Member984815 · 02/03/2024 21:36

You can get chicken pox more than once , I'd also worry about shingles .

Wode · 02/03/2024 21:40

Dh had chicken pox twice once as a child and he was absolutely covered in them, my MIL kept a meticulous diary.

The second time was after we looked after my nephew who we knew had chicken pox but assumed we would be fine, and Dh had them again, all over, painfully, on his eyelids, ballsack, everywhere.

I would not baby sit, too much at risk with the wedding.

MzHz · 02/03/2024 21:46

I caught CP from a colleague whose kids had it. If you’ve had it, you can carry it.

don’t listen to anyone who says you can’t catch it from a 3rd party

if your h is at risk, just give it a bit longer and her DP needs to pull his weight.

MyOtherCarIsAPorsche · 02/03/2024 22:18

I still don't know what to say to her.

I can't ask H what he thinks until Monday because he's on the stag (long) weekend. He's been gone three nights and when he gets back tomorrow he'll be worse for wear.

But H is always complaining that the grandchildren keep giving him bugs/making him ill.

She needs to arrange her week before that really.

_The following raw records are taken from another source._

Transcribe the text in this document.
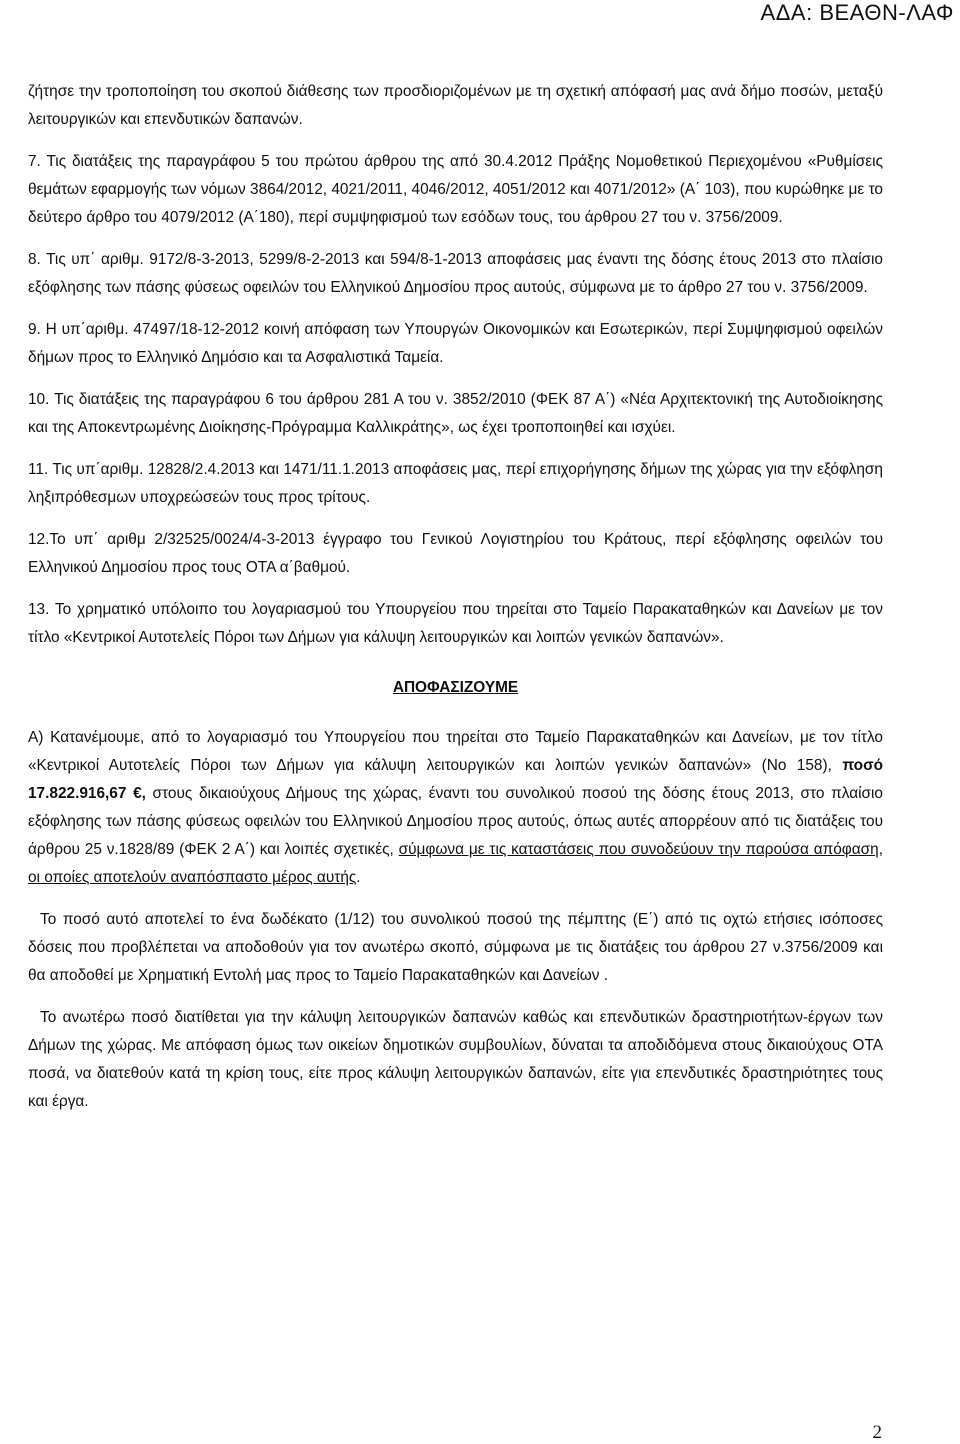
ΑΔΑ: ΒΕΑΘΝ-ΛΑΦ

ζήτησε την τροποποίηση του σκοπού διάθεσης των προσδιοριζομένων με τη σχετική απόφασή μας ανά δήμο ποσών, μεταξύ λειτουργικών και επενδυτικών δαπανών.

7. Τις διατάξεις της παραγράφου 5 του πρώτου άρθρου της από 30.4.2012 Πράξης Νομοθετικού Περιεχομένου «Ρυθμίσεις θεμάτων εφαρμογής των νόμων 3864/2012, 4021/2011, 4046/2012, 4051/2012 και 4071/2012» (Α΄ 103), που κυρώθηκε με το δεύτερο άρθρο του 4079/2012 (Α΄180), περί συμψηφισμού των εσόδων τους, του άρθρου 27 του ν. 3756/2009.

8. Τις υπ΄ αριθμ. 9172/8-3-2013, 5299/8-2-2013 και 594/8-1-2013 αποφάσεις μας έναντι της δόσης έτους 2013 στο πλαίσιο εξόφλησης των πάσης φύσεως οφειλών του Ελληνικού Δημοσίου προς αυτούς, σύμφωνα με το άρθρο 27 του ν. 3756/2009.

9. Η υπ΄αριθμ. 47497/18-12-2012 κοινή απόφαση των Υπουργών Οικονομικών και Εσωτερικών, περί Συμψηφισμού οφειλών δήμων προς το Ελληνικό Δημόσιο και τα Ασφαλιστικά Ταμεία.

10. Τις διατάξεις της παραγράφου 6 του άρθρου 281 Α του ν. 3852/2010 (ΦΕΚ 87 Α΄) «Νέα Αρχιτεκτονική της Αυτοδιοίκησης και της Αποκεντρωμένης Διοίκησης-Πρόγραμμα Καλλικράτης», ως έχει τροποποιηθεί και ισχύει.

11. Τις υπ΄αριθμ. 12828/2.4.2013 και 1471/11.1.2013 αποφάσεις μας, περί επιχορήγησης δήμων της χώρας για την εξόφληση ληξιπρόθεσμων υποχρεώσεών τους προς τρίτους.

12.Το υπ΄ αριθμ 2/32525/0024/4-3-2013 έγγραφο του Γενικού Λογιστηρίου του Κράτους, περί εξόφλησης οφειλών του Ελληνικού Δημοσίου προς τους ΟΤΑ α΄βαθμού.

13. Το χρηματικό υπόλοιπο του λογαριασμού του Υπουργείου που τηρείται στο Ταμείο Παρακαταθηκών και Δανείων με τον τίτλο «Κεντρικοί Αυτοτελείς Πόροι των Δήμων για κάλυψη λειτουργικών και λοιπών γενικών δαπανών».

ΑΠΟΦΑΣΙΖΟΥΜΕ

Α) Κατανέμουμε, από το λογαριασμό του Υπουργείου που τηρείται στο Ταμείο Παρακαταθηκών και Δανείων, με τον τίτλο «Κεντρικοί Αυτοτελείς Πόροι των Δήμων για κάλυψη λειτουργικών και λοιπών γενικών δαπανών» (Νο 158), ποσό 17.822.916,67 €, στους δικαιούχους Δήμους της χώρας, έναντι του συνολικού ποσού της δόσης έτους 2013, στο πλαίσιο εξόφλησης των πάσης φύσεως οφειλών του Ελληνικού Δημοσίου προς αυτούς, όπως αυτές απορρέουν από τις διατάξεις του άρθρου 25 ν.1828/89 (ΦΕΚ 2 Α΄) και λοιπές σχετικές, σύμφωνα με τις καταστάσεις που συνοδεύουν την παρούσα απόφαση, οι οποίες αποτελούν αναπόσπαστο μέρος αυτής.

Το ποσό αυτό αποτελεί το ένα δωδέκατο (1/12) του συνολικού ποσού της πέμπτης (Ε΄) από τις οχτώ ετήσιες ισόποσες δόσεις που προβλέπεται να αποδοθούν για τον ανωτέρω σκοπό, σύμφωνα με τις διατάξεις του άρθρου 27 ν.3756/2009 και θα αποδοθεί με Χρηματική Εντολή μας προς το Ταμείο Παρακαταθηκών και Δανείων .

Το ανωτέρω ποσό διατίθεται για την κάλυψη λειτουργικών δαπανών καθώς και επενδυτικών δραστηριοτήτων-έργων των Δήμων της χώρας. Με απόφαση όμως των οικείων δημοτικών συμβουλίων, δύναται τα αποδιδόμενα στους δικαιούχους ΟΤΑ ποσά, να διατεθούν κατά τη κρίση τους, είτε προς κάλυψη λειτουργικών δαπανών, είτε για επενδυτικές δραστηριότητες τους και έργα.

2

H took to his bed when he got chickenpox - he was bad and thought he was dying. I had to get the GP to do a home visit. We had it as adults - neither of us had had it as children.

It's just really bad timing with the wedding coming up.

As an aside ....

For those who saw my wedding thread - we gave my daughter and her partner a lump sum for the cost of the wedding, which has since been topped up.

The groom generously decided that he would pay for all the groom's men's ushers', fathers' suits and shoes. His father decided he didn't want the shoes that all the others had. He picked a pair which were treble the price. H is saying that he's going to tread on the groom's father's shoes as often as he can, seeing how it's him who has paid for them. The groom's father thinks the groom has paid for them 🤣

OP posts:
CarrotOfPeace · 02/03/2024 22:21

Say no sorry can the kids dad not help.

She will be letting work down if she has another two weeks wfh while there is another adult who is presumably capable of doing their share

Kitkatfiend31 · 02/03/2024 22:45

Why don't you tell her you def can't have them Monday as will need to check with the doctor about your DH. And then only will if doc and DH are OK with it. Suggest her H has them. What happens to the kids on the days you don't have them?